La requête a été communiquée au ministre chargé du travail qui n'a pas présenté d'observations.
Vu les autres pièces du dossier.
Vu :
- le code des relations entre le public et l'administration ;
- le code du travail ;
- le code de justice administrative.
Les parties ont été régulièrement averties du jour de l'audience.
Ont été entendus au cours de l'audience publique :
- le rapport de M. Guérin-Lebacq, président-assesseur,
- les conclusions de M. Carpentier-Daubresse, rapporteur public,
- et les observations de Me Bensoussan, représentant la société Orange, et de Me Philips, représentant M. B....

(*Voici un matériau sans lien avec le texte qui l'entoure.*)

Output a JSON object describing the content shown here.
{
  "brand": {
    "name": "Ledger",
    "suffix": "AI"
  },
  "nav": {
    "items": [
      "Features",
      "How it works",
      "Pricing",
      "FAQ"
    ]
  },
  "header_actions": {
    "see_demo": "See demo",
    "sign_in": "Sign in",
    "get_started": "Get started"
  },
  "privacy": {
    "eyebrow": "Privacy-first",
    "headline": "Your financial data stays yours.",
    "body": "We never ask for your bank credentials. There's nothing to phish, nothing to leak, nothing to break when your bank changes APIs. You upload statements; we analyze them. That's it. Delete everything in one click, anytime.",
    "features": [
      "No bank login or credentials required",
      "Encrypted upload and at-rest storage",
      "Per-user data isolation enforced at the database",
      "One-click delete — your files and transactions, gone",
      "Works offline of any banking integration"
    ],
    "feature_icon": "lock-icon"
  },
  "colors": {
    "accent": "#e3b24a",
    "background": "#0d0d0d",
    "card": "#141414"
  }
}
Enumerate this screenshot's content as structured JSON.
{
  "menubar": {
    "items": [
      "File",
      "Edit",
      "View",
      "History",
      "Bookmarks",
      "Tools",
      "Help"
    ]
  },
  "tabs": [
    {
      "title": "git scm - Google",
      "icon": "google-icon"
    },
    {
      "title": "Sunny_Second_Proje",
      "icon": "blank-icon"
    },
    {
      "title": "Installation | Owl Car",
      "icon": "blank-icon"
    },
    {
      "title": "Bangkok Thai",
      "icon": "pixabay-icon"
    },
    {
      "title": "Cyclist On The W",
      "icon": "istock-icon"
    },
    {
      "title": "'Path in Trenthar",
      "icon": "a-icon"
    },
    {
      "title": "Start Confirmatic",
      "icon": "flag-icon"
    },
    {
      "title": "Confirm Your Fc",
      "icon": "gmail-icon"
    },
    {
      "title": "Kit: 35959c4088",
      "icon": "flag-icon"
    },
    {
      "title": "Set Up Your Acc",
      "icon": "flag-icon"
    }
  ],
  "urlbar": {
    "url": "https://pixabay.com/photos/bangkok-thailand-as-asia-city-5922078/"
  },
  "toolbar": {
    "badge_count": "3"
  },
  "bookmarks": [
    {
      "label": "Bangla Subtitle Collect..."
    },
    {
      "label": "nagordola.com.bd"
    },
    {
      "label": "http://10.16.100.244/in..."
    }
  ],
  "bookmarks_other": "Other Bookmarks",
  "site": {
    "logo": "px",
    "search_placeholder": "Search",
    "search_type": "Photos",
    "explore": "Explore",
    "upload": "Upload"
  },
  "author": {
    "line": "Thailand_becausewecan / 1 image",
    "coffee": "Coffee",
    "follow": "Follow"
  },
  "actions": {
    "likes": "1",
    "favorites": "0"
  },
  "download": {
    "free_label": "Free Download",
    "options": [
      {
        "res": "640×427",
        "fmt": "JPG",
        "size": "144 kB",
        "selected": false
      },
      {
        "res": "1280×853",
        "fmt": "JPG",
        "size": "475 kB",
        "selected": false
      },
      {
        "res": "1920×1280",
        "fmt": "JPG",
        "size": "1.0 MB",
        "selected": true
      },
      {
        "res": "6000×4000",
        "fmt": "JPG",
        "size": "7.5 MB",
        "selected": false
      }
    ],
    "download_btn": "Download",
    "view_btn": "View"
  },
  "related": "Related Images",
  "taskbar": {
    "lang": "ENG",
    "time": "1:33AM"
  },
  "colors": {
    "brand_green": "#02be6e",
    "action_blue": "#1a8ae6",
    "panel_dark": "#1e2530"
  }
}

La société Orange, représentée par le cabinet CGR Avocats, a produit une note en délibéré enregistrée le 3 février 2025.
M. B..., représenté par Me Benoist, a produit une note en délibéré enregistrée le 4 février 2025.
Considérant ce qui suit :
1. M. B..., directeur de l'unité d'intervention Normandie Centre au sein de la société Orange, exerce les mandats de délégué syndical central adjoint de l'unité économique et sociale de l'entreprise et de représentant syndical au comité social et économique central. Le 2 juin 2020, la société Orange a saisi l'inspection du travail d'une demande tendant à obtenir l'autorisation de licencier M. B... pour motif disciplinaire, pour des griefs se rapportant à des remboursements indus de frais professionnels et à une situation de conflit d'intérêt. Par une décision du 6 octobre 2020, l'inspectrice du travail a refusé de faire droit à cette demande au motif que le comité social et économique n'avait pas été consulté au titre du mandat de représentant syndical occupé par M. B... auprès de ce comité. Par un courrier du 3 novembre 2020, reçu le 9 novembre suivant par l'administration du travail, la société Orange a présenté une nouvelle demande d'autorisation de licencier M. B... pour les mêmes faits. Une décision implicite de rejet est née le 9 janvier 2021 du silence gardé par l'administration sur cette demande. Toutefois, par une décision du 3 mars 2021, l'inspectrice du travail a retiré la décision implicite de rejet précitée et autorisé le licenciement du salarié. M. B... a formé un recours hiérarchique contre cette décision le 15 avril 2021 qui a fait l'objet d'une décision expresse de rejet prise le 14 septembre suivant par la ministre du travail. M. B... a saisi le tribunal administratif de Rouen d'une demande tendant à l'annulation des décisions des 3 mars et 14 septembre 2021. Par un jugement du 30 novembre 2023 dont la société Orange relève appel, le tribunal administratif de Rouen a annulé ces deux décisions.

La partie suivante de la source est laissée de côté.